International Affairs Professor Caleb Gallemore gave a talk on Monday, April 18 about social networks and forest conservation in small countries. Visiting Engineering Studies Professor Deborah Stine spoke on Tuesday, April 19 about carbon dioxide removal technologies.
On Wednesday, April 20, Geology Professor Dru Germanoski discussed his Dam Removal Project of the Lower Bushkill Creek. That same day, Government and Law Professor Katalin Fabian spoke about the environmental movement in a global context.
To finish out the speaker series, Chemistry Professor Arielle Mensch presented on Thursday, April 21 about the environmental impact of nanomaterials.
LEAP Director of Public Relations Caitlin Mullooly ‘24 said that the talks were relevant for people of all majors. With her double major in government and law and psychology, this week brought a realization of the many ways in which environmental studies intersect with other fields.
“I didn’t really think that the talks would be as applicable to me, but when I went I felt like there were a lot of ways that you could work in policy studies and advocate at the governmental level,” Mullooly said.
LEAP will also have a table today at EarthFest from 11 a.m. to 1:30 p.m. on the Quad. They will be showcasing the smoothie bike they built in 2018, which blends smoothie ingredients through pedaling.
To round out the day, the club will be hosting a bingo event at 6 p.m. Following the Earth Day theme, the squares will be themed around the environment. There will be sustainable prizes such as plants and reusable straws.
Overall, Kirkman believes that Earth Day and the week leading up to it are important for pursuing sustainability practices the rest of the year.
“Having this week reminds Lafayette students to stay active, so that way we can hold the school accountable,” Kirkman said. “Remind yourself, for that month, for that week, for that day and for the rest of the year to practice sustainability.”
Mullooly also hopes that the week will inspire more students to join LEAP. Although the club is proud of its contributions so far, they are looking to generate more support to expand its environmental initiatives.
“I hope that Earth Week gives LEAP a little bit more of a voice on campus and more people are inspired to come to our meetings,” Mullooly said.

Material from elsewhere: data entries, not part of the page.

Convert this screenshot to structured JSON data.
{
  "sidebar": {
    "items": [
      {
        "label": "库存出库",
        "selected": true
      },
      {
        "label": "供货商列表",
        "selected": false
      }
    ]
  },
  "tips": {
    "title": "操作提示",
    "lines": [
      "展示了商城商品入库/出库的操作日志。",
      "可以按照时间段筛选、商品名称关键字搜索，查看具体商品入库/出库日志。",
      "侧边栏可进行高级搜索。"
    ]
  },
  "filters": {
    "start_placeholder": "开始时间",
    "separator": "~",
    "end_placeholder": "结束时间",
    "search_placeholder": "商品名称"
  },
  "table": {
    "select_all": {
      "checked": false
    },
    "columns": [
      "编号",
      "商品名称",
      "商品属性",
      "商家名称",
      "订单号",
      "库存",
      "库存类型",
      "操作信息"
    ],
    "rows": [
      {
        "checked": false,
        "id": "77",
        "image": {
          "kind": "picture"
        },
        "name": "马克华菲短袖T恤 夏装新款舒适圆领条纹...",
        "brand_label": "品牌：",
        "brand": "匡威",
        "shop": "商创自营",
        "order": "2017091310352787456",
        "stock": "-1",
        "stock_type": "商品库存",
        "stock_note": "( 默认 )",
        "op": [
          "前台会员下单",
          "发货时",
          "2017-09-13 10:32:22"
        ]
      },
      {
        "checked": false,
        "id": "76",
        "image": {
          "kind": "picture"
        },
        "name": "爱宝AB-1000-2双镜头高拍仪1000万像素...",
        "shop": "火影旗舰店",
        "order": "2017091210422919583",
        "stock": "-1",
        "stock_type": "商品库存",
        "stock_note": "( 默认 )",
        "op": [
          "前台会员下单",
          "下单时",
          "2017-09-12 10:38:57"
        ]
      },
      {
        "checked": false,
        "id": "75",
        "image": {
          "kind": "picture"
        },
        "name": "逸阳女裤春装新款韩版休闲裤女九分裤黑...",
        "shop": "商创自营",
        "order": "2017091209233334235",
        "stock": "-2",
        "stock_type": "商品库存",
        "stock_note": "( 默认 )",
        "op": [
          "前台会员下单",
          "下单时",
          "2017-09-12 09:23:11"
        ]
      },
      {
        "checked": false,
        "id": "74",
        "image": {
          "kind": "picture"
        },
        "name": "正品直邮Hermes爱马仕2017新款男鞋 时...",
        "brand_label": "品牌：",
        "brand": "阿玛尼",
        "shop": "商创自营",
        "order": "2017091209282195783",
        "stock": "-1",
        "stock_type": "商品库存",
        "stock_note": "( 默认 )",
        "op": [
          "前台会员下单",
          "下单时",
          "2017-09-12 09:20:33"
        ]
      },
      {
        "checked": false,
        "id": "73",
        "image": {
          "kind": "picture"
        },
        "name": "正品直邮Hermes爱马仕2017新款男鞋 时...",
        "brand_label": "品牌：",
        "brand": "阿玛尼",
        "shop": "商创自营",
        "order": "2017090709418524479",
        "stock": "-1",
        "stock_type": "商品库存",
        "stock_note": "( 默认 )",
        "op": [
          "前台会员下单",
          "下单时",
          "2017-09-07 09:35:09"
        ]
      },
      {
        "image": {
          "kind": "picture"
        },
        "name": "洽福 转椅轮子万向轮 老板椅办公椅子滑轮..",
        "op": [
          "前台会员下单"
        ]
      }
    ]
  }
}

LEAP has also been expanding its role and outreach on campus outside of Earth Week. On Friday, April 29, they will be partnering with Easton organizations to plant trees at the Lower Hackett Community Garden. All members of the community are encouraged to join.
The club also posts an Eco Tip every Monday to their Instagram page @laf_leap. The pointers are meant to be small-scale sustainability practices that are accessible to college students. Kirkman said that one of his favorite tips is to run the laundry machine on cold water instead of hot.
“It feels good to do sustainable things, but it makes more of an impact than you’re thinking,” Kirkman said.